Department of Neurosciences (J.S.G.), University of California, San Diego; Experimental and Clinical Research Center (F.C.O., F.P.), Max Delbrück Center for Molecular Medicine and Charité - Universitätsmedizin Berlin & NeuroCure Clinical Research Center, Charité - Universitätsmedizin Berlin, corporate member of Freie Universität Berlin, Humboldt-Universität zu Berlin, and Berlin Institute of Health, Berlin, Germany; Department of neuroscience (A.V.D.W.), Central Clinical School, Monash University, Melbourne, Australia; NMR Research Unit, Queen Square MS Centre, Department of Neuroinflammation (S.C.), UCL Queen Square Institute of Neurology, Faculty of Brain Sciences, University College London, London, United Kingdom; Department of Neurology (E.S.S., S.S., S.D.N.), Johns Hopkins University School of Medicine, Baltimore, MD; Rigshospitalet (J.F.), Denmark; Department of Neurology (P.A.), Medical Faculty, Heinrich-Heine-University Düsseldorf, Germany; Division of Neurology, Department of Pediatrics (E.A.Y.), Division of Neuroscience and Mental Health, Hospital for Sick Children, Hospital for Sick Children Research Institute, and University of Toronto, Toronto, Canada.
Neurol Neuroimmunol Neuroinflamm. 2021 Dec 26;9(2). doi: 10.1212/NXI.0000000000001126. Print 2022 Mar.

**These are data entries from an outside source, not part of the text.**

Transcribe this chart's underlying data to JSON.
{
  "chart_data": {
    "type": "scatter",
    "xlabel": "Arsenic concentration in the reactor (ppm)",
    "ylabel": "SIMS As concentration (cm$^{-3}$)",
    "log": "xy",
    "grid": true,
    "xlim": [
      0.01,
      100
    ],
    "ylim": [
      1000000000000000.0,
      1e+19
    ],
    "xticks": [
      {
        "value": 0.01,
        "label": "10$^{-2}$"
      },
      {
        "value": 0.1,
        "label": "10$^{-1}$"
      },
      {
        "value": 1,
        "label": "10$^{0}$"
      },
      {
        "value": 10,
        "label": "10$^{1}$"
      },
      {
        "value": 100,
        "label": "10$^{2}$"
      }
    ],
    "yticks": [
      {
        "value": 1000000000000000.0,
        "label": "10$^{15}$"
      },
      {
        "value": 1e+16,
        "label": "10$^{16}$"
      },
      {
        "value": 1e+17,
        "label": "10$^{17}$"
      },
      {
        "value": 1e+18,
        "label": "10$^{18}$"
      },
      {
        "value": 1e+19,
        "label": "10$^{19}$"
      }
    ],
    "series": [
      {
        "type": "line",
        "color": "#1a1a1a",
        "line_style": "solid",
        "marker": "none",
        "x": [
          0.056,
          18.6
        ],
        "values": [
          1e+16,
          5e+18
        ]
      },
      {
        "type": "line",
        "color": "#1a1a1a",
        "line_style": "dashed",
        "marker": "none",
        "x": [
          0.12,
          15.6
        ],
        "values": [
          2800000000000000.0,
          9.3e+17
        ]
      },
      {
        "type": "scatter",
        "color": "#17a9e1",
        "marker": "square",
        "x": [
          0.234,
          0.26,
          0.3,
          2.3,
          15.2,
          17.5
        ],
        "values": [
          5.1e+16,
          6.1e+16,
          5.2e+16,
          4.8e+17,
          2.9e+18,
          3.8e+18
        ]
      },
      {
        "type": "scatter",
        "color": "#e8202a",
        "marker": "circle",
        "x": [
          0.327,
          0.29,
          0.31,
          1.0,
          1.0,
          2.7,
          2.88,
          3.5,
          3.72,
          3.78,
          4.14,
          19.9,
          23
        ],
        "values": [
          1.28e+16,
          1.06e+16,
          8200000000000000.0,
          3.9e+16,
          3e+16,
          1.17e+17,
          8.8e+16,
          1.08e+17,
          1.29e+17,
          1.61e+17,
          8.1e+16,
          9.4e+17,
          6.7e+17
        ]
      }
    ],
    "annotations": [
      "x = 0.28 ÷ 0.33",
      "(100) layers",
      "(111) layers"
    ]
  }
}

The visual system offers unparalleled precision in the assessment of neuroaxonal damage. With the majority of patients with multiple sclerosis (MS) experiencing afferent and efferent visual dysfunction, outcome measures capturing these deficits provide insight into neuroaxonal injury, even in those with minimal disability. Ideal for use in clinical trials, visual measures are generally inexpensive, accessible, and reproducible. Quantification of visual acuity, visual fields, visual quality of life, and electrophysiologic parameters allows assessment of function, whereas optical coherence tomography (OCT) provides reliable measures of the structural integrity of the anterior afferent visual pathway. The technology of oculomotor biometrics continues to advance, and discrete measures of fixation, smooth pursuit, and saccadic eye movement abnormalities are ready for inclusion in future trials of MS progression. Visual outcomes allow tracking of neuroaxonal injury and aid in distinguishing MS from diseases such as neuromyelitis optica spectrum disorder (NMOSD) or myelin oligodendrocyte glycoprotein antibody-associated diseases (MOGAD). OCT has also provided unique insights into pathophysiology, including the identification of foveal pitting in NMOSD, possibly from damage to Müller cells, which carry an abundance of aquaporin-4 channels. For some study designs, the cost-benefit ratio favors visual outcomes over more expensive MRI outcomes. With the next frontier of therapeutics focused on remyelination and neuroprotection, visual outcomes are likely to take center stage. As an international community of collaborative, committed, vision scientists, this review by the International MS Visual System Consortium (IMSVISUAL) outlines the quality standards, informatics, and framework needed to routinely incorporate vision outcomes into MS and NMOSD trials.
视觉系统在评估神经轴突损伤方面具有无与伦比的精确性。大多数多发性硬化症 (MS) 患者都存在传入和传出视觉功能障碍,因此,能够捕捉这些缺陷的结果测量指标可深入了解神经轴突损伤,即使在那些仅有轻微残疾的患者中也是如此。视觉测量指标非常适合用于临床试验,因为它们通常价格低廉、易于获取且具有可重复性。评估视力、视野、视觉生活质量和电生理参数等功能的量化指标,同时光学相干断层扫描 (OCT) 可提供可靠的前向传入视觉通路结构完整性的测量指标。眼动生物计量学技术不断进步,注视、平滑追踪和眼跳运动异常等离散测量指标已经准备好纳入未来的 MS 进展临床试验中。视觉结果可以跟踪神经轴突损伤,并有助于将 MS 与视神经脊髓炎谱系疾病 (NMOSD) 或髓鞘少突胶质细胞糖蛋白抗体相关疾病 (MOGAD) 等疾病区分开来。OCT 还为病理生理学提供了独特的见解,包括在 NMOSD 中识别出黄斑区小凹,这可能是由于 Müller 细胞受损所致,这些细胞富含水通道蛋白-4 通道。对于某些研究设计,视觉结果的成本效益比优于更昂贵的 MRI 结果。随着下一个治疗重点聚焦于髓鞘再生和神经保护,视觉结果可能会占据中心舞台。作为一个具有协作精神和承诺的国际视觉科学家社区,国际多发性硬化症视觉系统联合会 (IMSVISUAL) 的这篇综述概述了将视觉结果常规纳入 MS 和 NMOSD 临床试验所需的质量标准、信息学和框架。